Осколок в легком. Осколок в сердце. «Мы падаем?» — «Падаем, да».

…Мест в вагоне электрички было предостаточно, можно было войти и сесть у окна, но Соня не захотела. Вовсе не потому, что короткое ее платье стало еще короче, село оно, что ли, после того как попало в гигантскую лохань безжалостной прачки — того ужасного ливня? Куцее, мятое платье, края подола будто изжеваны, а, наплевать на зевак Нет, не поэтому Соня осталась в тамбуре.

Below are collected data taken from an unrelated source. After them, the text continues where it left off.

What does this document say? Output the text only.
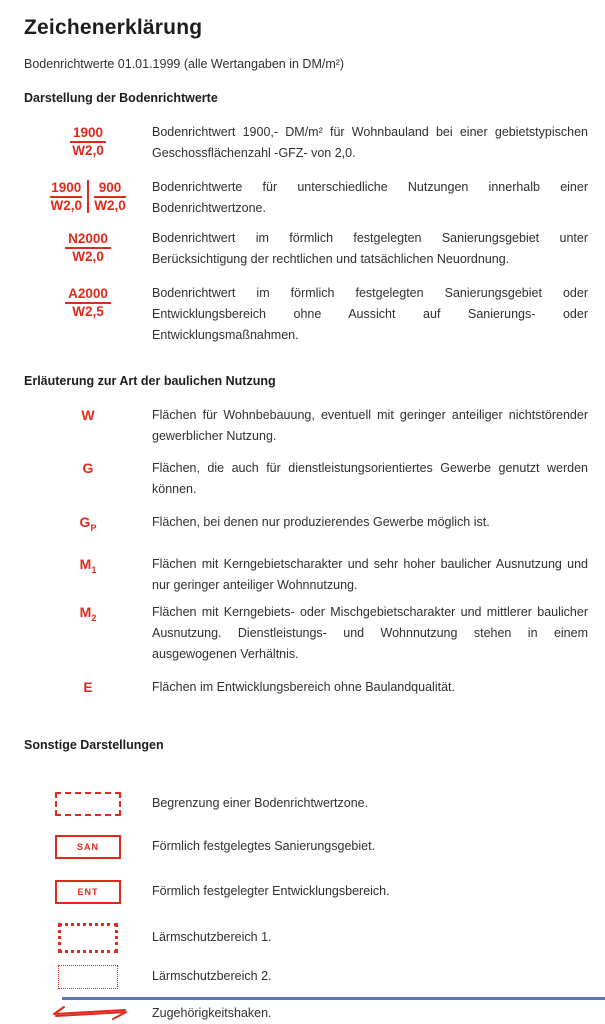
Zeichenerklärung
Bodenrichtwerte 01.01.1999 (alle Wertangaben in DM/m²)
Darstellung der Bodenrichtwerte
$\frac{1900}{W2,0}$	Bodenrichtwert 1900,- DM/m² für Wohnbauland bei einer gebietstypischen Geschossflächenzahl -GFZ- von 2,0.
$\frac{1900}{W2,0} \frac{900}{W2,0}$ Bodenrichtwerte für unterschiedliche Nutzungen innerhalb einer Bodenrichtwertzone.
$\frac{N2000}{W2,0}$	Bodenrichtwert im förmlich festgelegten Sanierungsgebiet unter Berücksichtigung der rechtlichen und tatsächlichen Neuordnung.
$\frac{A2000}{W2,5}$	Bodenrichtwert im förmlich festgelegten Sanierungsgebiet oder Entwicklungsbereich ohne Aussicht auf Sanierungs- oder Entwicklungsmaßnahmen.
Erläuterung zur Art der baulichen Nutzung
W	Flächen für Wohnbebauung, eventuell mit geringer anteiliger nichtstörender gewerblicher Nutzung.
G	Flächen, die auch für dienstleistungsorientiertes Gewerbe genutzt werden können.
$G_P$	Flächen, bei denen nur produzierendes Gewerbe möglich ist.
$M_1$	Flächen mit Kerngebietscharakter und sehr hoher baulicher Ausnutzung und nur geringer anteiliger Wohnnutzung.
$M_2$	Flächen mit Kerngebiets- oder Mischgebietscharakter und mittlerer baulicher Ausnutzung. Dienstleistungs- und Wohnnutzung stehen in einem ausgewogenen Verhältnis.
E	Flächen im Entwicklungsbereich ohne Baulandqualität.
Sonstige Darstellungen
Begrenzung einer Bodenrichtwertzone.
SAN	Förmlich festgelegtes Sanierungsgebiet.
ENT	Förmlich festgelegter Entwicklungsbereich.
Lärmschutzbereich 1.
Lärmschutzbereich 2.
Zugehörigkeitshaken.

Она не хотела ни с кем делить Андре. Всякий беглый, равнодушный взгляд, скользнувший бы по Андре, все равно кража. Те, кто смотрит в их сторону, те, кто вольно или невольно мешают их уединению, все равно крадут Андре у Сони. На секунду — все равно это ущерб, потеря. Из секунд складываются минуты, из минут — часы. Дни. Шесть дней — это так мало.

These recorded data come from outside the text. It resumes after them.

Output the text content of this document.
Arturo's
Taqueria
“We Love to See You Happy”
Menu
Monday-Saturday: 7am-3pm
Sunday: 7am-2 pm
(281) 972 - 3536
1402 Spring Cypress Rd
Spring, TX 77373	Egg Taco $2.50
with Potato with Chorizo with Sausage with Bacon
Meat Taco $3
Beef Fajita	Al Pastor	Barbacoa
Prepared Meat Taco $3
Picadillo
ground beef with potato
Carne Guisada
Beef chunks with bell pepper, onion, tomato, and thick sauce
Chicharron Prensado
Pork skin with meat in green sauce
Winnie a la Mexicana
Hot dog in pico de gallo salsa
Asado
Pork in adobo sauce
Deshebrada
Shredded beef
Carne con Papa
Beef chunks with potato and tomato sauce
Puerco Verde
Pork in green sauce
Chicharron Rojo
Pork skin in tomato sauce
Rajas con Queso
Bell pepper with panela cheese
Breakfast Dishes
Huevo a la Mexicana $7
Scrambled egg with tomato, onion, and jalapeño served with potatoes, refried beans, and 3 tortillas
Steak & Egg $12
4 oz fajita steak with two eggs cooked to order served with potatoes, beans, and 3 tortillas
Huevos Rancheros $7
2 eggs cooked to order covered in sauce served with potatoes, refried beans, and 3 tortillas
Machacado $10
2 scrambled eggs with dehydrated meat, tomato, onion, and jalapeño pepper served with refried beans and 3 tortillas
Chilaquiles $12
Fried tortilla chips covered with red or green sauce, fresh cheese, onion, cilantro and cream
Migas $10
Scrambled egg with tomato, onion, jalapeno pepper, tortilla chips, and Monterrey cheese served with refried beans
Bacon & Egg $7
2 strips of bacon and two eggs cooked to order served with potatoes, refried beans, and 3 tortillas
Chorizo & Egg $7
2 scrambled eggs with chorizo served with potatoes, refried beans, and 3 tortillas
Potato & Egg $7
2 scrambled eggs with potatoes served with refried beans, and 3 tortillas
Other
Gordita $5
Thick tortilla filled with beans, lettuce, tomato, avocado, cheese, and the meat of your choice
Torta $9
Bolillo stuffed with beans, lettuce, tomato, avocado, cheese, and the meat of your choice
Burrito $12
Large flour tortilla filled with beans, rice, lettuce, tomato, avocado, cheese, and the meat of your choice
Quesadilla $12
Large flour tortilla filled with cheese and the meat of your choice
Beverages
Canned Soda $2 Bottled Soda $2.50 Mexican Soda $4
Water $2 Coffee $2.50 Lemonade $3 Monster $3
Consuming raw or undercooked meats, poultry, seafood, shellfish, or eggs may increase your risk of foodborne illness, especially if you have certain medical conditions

Уйдите же все, отвернитесь, не смотрите на нас, не толкайте нас локтями, проходя мимо через тамбур, не отвлекайте Андре праздными дурацкими вопросами вроде: «Мужик, на Новодачной останавливается? Нет?..»

Уйдите все, оставьте нас в покое! Осталось шесть дней. Дайте мне дожить. Дайте мне сполна насладиться последними часами моего Точного Времени.

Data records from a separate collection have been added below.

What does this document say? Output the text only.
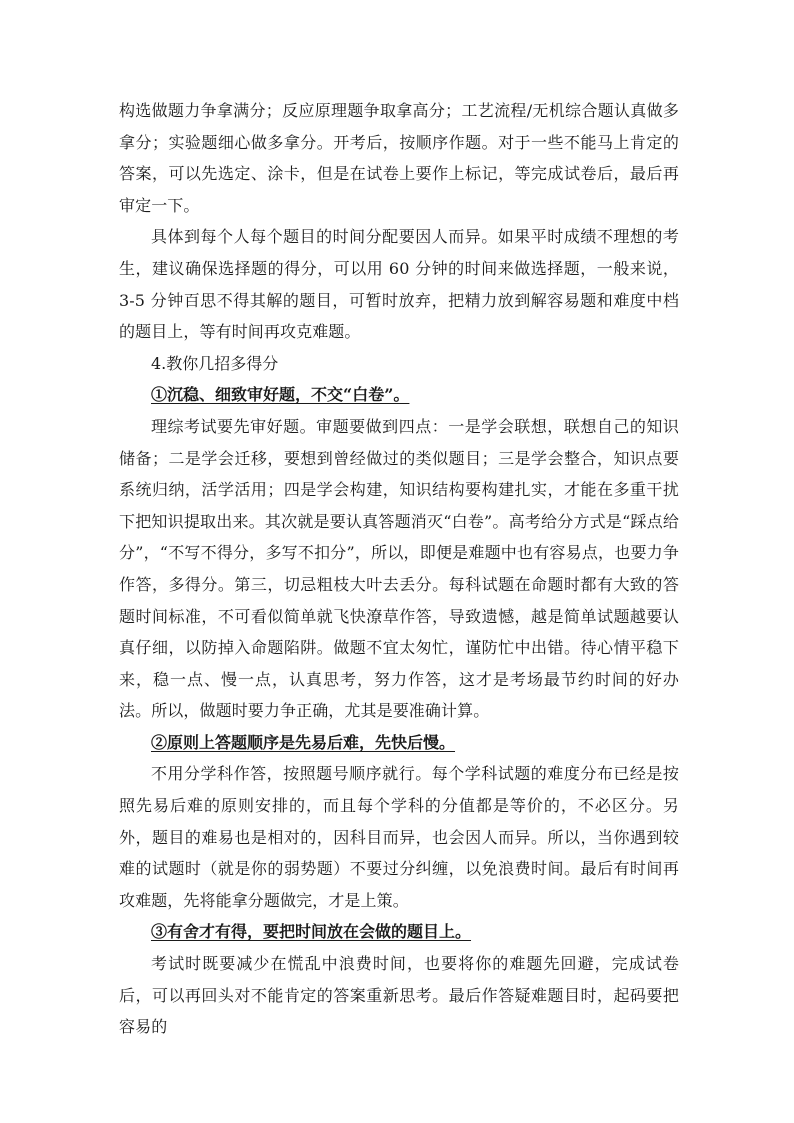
构选做题力争拿满分；反应原理题争取拿高分；工艺流程/无机综合题认真做多拿分；实验题细心做多拿分。开考后，按顺序作题。对于一些不能马上肯定的答案，可以先选定、涂卡，但是在试卷上要作上标记，等完成试卷后，最后再审定一下。

具体到每个人每个题目的时间分配要因人而异。如果平时成绩不理想的考生，建议确保选择题的得分，可以用 60 分钟的时间来做选择题，一般来说，3-5 分钟百思不得其解的题目，可暂时放弃，把精力放到解容易题和难度中档的题目上，等有时间再攻克难题。

4.教你几招多得分

①沉稳、细致审好题，不交“白卷”。

理综考试要先审好题。审题要做到四点：一是学会联想，联想自己的知识储备；二是学会迁移，要想到曾经做过的类似题目；三是学会整合，知识点要系统归纳，活学活用；四是学会构建，知识结构要构建扎实，才能在多重干扰下把知识提取出来。其次就是要认真答题消灭“白卷”。高考给分方式是“踩点给分”，“不写不得分，多写不扣分”，所以，即便是难题中也有容易点，也要力争作答，多得分。第三，切忌粗枝大叶去丢分。每科试题在命题时都有大致的答题时间标准，不可看似简单就飞快潦草作答，导致遗憾，越是简单试题越要认真仔细，以防掉入命题陷阱。做题不宜太匆忙，谨防忙中出错。待心情平稳下来，稳一点、慢一点，认真思考，努力作答，这才是考场最节约时间的好办法。所以，做题时要力争正确，尤其是要准确计算。

②原则上答题顺序是先易后难，先快后慢。

不用分学科作答，按照题号顺序就行。每个学科试题的难度分布已经是按照先易后难的原则安排的，而且每个学科的分值都是等价的，不必区分。另外，题目的难易也是相对的，因科目而异，也会因人而异。所以，当你遇到较难的试题时（就是你的弱势题）不要过分纠缠，以免浪费时间。最后有时间再攻难题，先将能拿分题做完，才是上策。

③有舍才有得，要把时间放在会做的题目上。

考试时既要减少在慌乱中浪费时间，也要将你的难题先回避，完成试卷后，可以再回头对不能肯定的答案重新思考。最后作答疑难题目时，起码要把容易的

Поэтому Соня и стояла в грязном, прокуренном тамбуре, прижавшись к Андре, уткнувшись лицом в его грудь, в его рубаху, еще хранящую вчерашние ночные запахи: костра, мазута, реки. Карман его рубашки был оттопырен, там, внутри, лежал маленький транзисторный приемник, подарок неведомого щедрого свадебного «мужчика», крохотный волшебный ящик, хранящий сигналы Сониного Точного Времени. Начало шестого сигнала соответствует началу конца.

— Ну что ты? — мягко, увещевающе шепнул Андре, осторожно беря Сонино осунувшееся, бледное лицо в свои ладони и внимательно, тревожно вглядевшись в ее глаза. — Не печалуйся. Давай поищем какой бы шансон!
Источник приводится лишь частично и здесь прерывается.